Japanese scientists at Osaka University have managed to transplant a cornea that was grown from stem cells into the eye of a 40 year old woman at risk of developing blindness. After the operation, the patient’s eyesight improved, although this kind of operation will only become widely available in five years. Scientists are continuing clinical testing and are hoping to conduct corneal transplantation for another four patients by the end of this year.
The new approach has made it possible to grow a new cornea from stem cells extracted from another patient’s tissue. When developed tissue is transplanted, it is often rejected by the patient’s body, which can be avoided with this technique.

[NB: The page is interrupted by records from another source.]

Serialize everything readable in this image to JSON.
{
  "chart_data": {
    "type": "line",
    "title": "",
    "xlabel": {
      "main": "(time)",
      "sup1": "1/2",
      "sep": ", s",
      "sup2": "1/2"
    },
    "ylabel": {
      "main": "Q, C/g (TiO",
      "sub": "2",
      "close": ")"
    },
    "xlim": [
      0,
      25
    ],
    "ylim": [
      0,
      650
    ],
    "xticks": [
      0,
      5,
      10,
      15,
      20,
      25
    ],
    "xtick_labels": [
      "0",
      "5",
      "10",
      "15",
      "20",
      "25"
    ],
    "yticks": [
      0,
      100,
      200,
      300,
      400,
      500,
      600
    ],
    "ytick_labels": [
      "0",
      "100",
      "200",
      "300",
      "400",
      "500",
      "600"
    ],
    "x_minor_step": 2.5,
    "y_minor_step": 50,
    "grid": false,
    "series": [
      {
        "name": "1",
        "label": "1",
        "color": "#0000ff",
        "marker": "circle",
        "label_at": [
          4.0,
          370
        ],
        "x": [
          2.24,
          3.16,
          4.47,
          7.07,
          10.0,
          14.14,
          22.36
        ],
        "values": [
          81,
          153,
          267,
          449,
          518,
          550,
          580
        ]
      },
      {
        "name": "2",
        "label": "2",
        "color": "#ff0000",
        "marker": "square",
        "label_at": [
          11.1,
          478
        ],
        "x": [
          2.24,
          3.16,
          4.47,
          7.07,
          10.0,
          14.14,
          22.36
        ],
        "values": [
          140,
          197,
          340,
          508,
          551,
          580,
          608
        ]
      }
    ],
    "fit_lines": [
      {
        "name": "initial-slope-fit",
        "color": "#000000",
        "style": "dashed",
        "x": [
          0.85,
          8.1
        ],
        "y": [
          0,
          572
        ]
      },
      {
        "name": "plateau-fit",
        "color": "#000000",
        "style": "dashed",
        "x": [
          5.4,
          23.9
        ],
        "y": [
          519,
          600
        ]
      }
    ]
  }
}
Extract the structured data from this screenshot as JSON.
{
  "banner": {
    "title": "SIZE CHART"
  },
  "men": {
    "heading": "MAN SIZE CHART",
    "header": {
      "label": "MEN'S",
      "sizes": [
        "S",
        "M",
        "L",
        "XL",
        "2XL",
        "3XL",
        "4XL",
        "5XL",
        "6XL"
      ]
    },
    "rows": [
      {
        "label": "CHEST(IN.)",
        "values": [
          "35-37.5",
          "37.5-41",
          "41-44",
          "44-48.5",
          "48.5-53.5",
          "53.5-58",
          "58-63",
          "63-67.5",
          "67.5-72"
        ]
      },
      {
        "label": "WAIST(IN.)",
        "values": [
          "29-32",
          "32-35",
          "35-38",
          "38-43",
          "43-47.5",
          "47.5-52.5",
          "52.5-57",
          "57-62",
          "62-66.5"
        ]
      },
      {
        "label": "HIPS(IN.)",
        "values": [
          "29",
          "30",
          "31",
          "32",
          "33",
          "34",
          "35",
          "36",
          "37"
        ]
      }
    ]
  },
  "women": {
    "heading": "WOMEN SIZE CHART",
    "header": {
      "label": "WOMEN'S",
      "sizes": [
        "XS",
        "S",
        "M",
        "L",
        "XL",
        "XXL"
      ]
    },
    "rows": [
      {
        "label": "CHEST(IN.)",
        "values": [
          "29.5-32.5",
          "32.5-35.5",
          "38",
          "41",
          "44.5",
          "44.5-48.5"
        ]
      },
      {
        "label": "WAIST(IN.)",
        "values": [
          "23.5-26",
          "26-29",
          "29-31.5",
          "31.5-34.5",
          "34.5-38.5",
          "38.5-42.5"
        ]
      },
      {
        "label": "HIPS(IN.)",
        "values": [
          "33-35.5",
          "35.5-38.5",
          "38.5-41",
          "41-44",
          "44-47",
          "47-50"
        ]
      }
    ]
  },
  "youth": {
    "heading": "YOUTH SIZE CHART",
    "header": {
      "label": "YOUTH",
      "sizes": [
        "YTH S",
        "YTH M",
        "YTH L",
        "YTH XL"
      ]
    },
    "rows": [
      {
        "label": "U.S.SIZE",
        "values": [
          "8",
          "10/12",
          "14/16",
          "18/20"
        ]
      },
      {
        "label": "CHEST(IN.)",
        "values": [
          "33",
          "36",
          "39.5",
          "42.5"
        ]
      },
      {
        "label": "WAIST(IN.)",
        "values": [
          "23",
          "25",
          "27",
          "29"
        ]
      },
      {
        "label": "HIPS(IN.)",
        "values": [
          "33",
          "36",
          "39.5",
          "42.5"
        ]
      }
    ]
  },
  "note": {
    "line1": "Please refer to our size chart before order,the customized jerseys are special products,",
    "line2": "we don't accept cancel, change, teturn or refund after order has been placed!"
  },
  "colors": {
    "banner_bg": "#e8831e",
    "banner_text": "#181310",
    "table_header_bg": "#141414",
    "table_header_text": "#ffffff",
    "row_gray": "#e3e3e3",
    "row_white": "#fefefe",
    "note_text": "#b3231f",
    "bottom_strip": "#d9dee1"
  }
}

The patient in the study was diagnosed with a deficiency of epithelial stem cells in her left eye, a condition linked with bad eyesight that can eventually lead to the development of complete blindness.
The doctors operated on the patient in July, and since then they have carefully monitored the woman’s condition without discovering any negative side effects. Scientists are certain that the positive effects of the operation will be permanent.
The process of creating a cornea for transplantation begins with reprogramming mature stem cells from the donor’s skin, which brings them back to an embryonic state. Because embryonic or stem cells can be transformed into cells of different types, scientists can also transform them into corneal cells.